Section 297A(1)(a) can render an officer of the company personally liable for debts of the company where he was knowingly a party to reckless trading. Section 297A (1) (b) can result in any person being personally liable for such debts where they are knowingly a party to any fraudulent trading. There is an important distinction to be made between fraudulent and reckless trading.

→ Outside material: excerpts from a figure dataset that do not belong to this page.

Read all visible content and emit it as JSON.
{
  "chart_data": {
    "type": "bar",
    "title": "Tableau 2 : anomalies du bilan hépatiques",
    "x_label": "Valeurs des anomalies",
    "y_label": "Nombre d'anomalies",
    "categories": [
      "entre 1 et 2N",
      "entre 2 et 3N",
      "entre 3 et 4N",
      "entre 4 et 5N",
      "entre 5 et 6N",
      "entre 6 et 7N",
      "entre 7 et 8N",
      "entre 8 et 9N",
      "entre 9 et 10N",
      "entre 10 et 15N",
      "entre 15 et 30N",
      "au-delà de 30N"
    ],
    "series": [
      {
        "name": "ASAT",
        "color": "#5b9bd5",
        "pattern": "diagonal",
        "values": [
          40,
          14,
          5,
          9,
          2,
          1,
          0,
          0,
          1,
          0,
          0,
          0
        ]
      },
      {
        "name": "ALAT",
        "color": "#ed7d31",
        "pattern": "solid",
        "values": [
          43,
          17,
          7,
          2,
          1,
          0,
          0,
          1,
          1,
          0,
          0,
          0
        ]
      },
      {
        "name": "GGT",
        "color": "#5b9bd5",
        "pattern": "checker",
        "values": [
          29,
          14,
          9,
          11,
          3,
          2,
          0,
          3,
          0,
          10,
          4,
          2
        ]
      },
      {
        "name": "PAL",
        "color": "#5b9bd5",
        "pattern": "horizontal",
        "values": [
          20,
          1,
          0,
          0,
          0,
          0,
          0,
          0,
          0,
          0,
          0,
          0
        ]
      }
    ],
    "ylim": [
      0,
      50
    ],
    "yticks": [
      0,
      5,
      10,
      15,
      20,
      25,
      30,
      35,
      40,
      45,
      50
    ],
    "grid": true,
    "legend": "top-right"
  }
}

Reckless Trading can result in the unlimited personal liability of any officer who was knowingly a party to the carrying on of the business of the company in a reckless manner.  While this may sound like a useful tool of the Courts it is seldom used. In the case of Re PSK Construction Ltd ; Kavanagh v Killeen and Higgins [2009] IEHC for example, Justice Finlay Geoghan  rejected argument that a Director  who held junior position in the company had been knowingly a party to carrying on company’s business in reckless manner. It seems that knowledge that the company was involved, on a temporary basis, in tax evasion is not sufficient per se to justify finding of deemed recklessness. An action based on reckless trading therefore is difficult to predict with any degree of certainty.
Fraudulent trading on the other hand, is a far more serious crime and thus is viewed much more harshly by the courts. It can result in unlimited personal responsibility of any person who was knowingly a party to …. With intent to defraud or for  any fraudulent purpose. This is a subjective test and the courts have discretion on who can come under the scope of the term ‘any person’.


 s.251 of the Companies  Act, 1990 allows the Court to assess damages against the Directors. Note that this is only in the case of liquidation of a company.